Un redondo embuste, señores, una mentira grande como una casa es la utopía. Como un Telecompraas pero algo más refinado y poético, no mucho menos tampoco. Sabemos que es imposible tener esos músculos por más que nos compremos la pesa vibratoria obscena que parece el aparato reproductor masculino de un hipopótamo, y nos hace ver como si estuviéramos estimulando al paquidermo mientras tonificamos nuestros bíceps. Es imposible conseguir ese cuerpo, sí, pero ahí los brujos de la mentira logran hacer sobrevolar la ilusión de que es posible. Sin ser posible del todo es un poco posible, nos parece en algún lugar de nuestro cerebro, o queremos que nos parezca.

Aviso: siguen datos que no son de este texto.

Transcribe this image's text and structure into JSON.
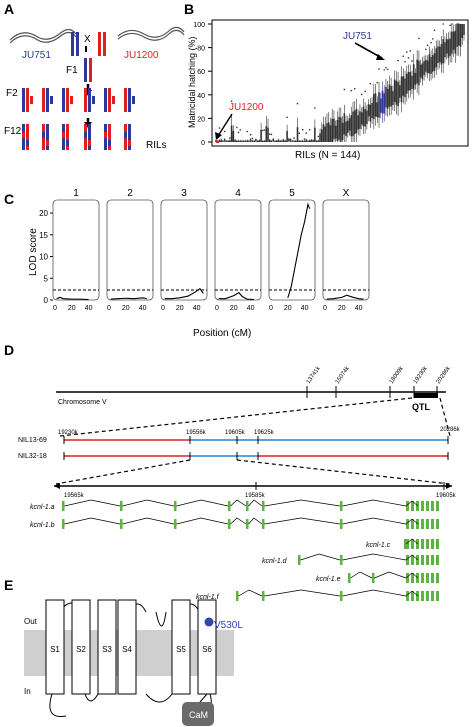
{
  "panels": {
    "a": "A",
    "b": "B",
    "c": "C",
    "d": "D",
    "e": "E"
  },
  "panel_a": {
    "parent1": "JU751",
    "parent2": "JU1200",
    "cross": "X",
    "f1": "F1",
    "f2": "F2",
    "f12": "F12",
    "rils": "RILs",
    "colors": {
      "ju751": "#2b3a9a",
      "ju1200": "#e0201f"
    }
  },
  "panel_b": {
    "ylabel": "Matricidal hatching (%)",
    "xlabel": "RILs (N = 144)",
    "yticks": [
      "0",
      "20",
      "40",
      "60",
      "80",
      "100"
    ],
    "label_ju751": "JU751",
    "label_ju1200": "JU1200",
    "colors": {
      "ju751": "#2b3a9a",
      "ju1200": "#e0201f"
    }
  },
  "chart_data": {
    "type": "line",
    "xlabel": "Position (cM)",
    "ylabel": "LOD score",
    "ylim": [
      0,
      23
    ],
    "xticks": [
      "0",
      "20",
      "40"
    ],
    "yticks": [
      "0",
      "5",
      "10",
      "15",
      "20"
    ],
    "threshold": 2.3,
    "series": [
      {
        "name": "1",
        "x": [
          2,
          6,
          10,
          20,
          30,
          40
        ],
        "values": [
          0.3,
          0.6,
          0.3,
          0.2,
          0.2,
          0.1
        ]
      },
      {
        "name": "2",
        "x": [
          2,
          10,
          20,
          30,
          40,
          45
        ],
        "values": [
          0.2,
          0.3,
          0.4,
          0.3,
          0.5,
          0.3
        ]
      },
      {
        "name": "3",
        "x": [
          2,
          10,
          20,
          30,
          38,
          44,
          48
        ],
        "values": [
          0.3,
          0.3,
          0.5,
          0.9,
          1.8,
          2.6,
          1.5
        ]
      },
      {
        "name": "4",
        "x": [
          2,
          10,
          20,
          26,
          30,
          36,
          44
        ],
        "values": [
          0.3,
          0.3,
          1.0,
          1.7,
          0.8,
          0.2,
          0.1
        ]
      },
      {
        "name": "5",
        "x": [
          20,
          24,
          28,
          32,
          36,
          40,
          44,
          46
        ],
        "values": [
          0.5,
          3,
          7,
          11,
          15,
          18,
          22,
          21
        ]
      },
      {
        "name": "X",
        "x": [
          2,
          10,
          20,
          26,
          32,
          40,
          46
        ],
        "values": [
          0.2,
          0.3,
          0.6,
          1.1,
          0.7,
          0.3,
          0.2
        ]
      }
    ]
  },
  "panel_d": {
    "chromosome": "Chromosome V",
    "marks": [
      "13741k",
      "15074k",
      "18009k",
      "19230k",
      "20286k"
    ],
    "qtl": "QTL",
    "nil1": "NIL13-69",
    "nil2": "NIL32-18",
    "nil_ticks": [
      "19230k",
      "19556k",
      "19605k",
      "19625k",
      "20286k"
    ],
    "gene_ticks": [
      "19565k",
      "19585k",
      "19605k"
    ],
    "isoforms": [
      "kcnl-1.a",
      "kcnl-1.b",
      "kcnl-1.c",
      "kcnl-1.d",
      "kcnl-1.e",
      "kcnl-1.f"
    ],
    "colors": {
      "red": "#e0201f",
      "blue": "#2b7fc9",
      "exon": "#5cb540"
    }
  },
  "panel_e": {
    "out": "Out",
    "in": "In",
    "segments": [
      "S1",
      "S2",
      "S3",
      "S4",
      "S5",
      "S6"
    ],
    "mutation": "V530L",
    "cam": "CaM",
    "colors": {
      "membrane": "#cfcfcf",
      "mutation": "#3245a8",
      "cam": "#6a6a6a"
    }
  }
}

Qué mal que le hizo Serrat también a las cabecitas de la gente. Yo he consumido y, muy cada tanto, consumo Serrat; y hasta lo disfruto, se podría decir, pero no le creo. Ahí está la clave para que los daños colaterales no sean de gravedad: no se le puede creer a los poetas, individuos que escriben esas cosas encerrados en su cuarto o mientras se maman en un bar con el del mostrador regalándole los tragos por ser un poeta conocido. Nada más alejado de la realidad humana, animal, vegetal y mineral. El Universo brilla por su violencia, agresividad, por sus permanentes colisiones devastadoras; y esta gente lo quiere mostrar como si fuera precioso y la armonía fuera sólo una cuestión de voluntad humana.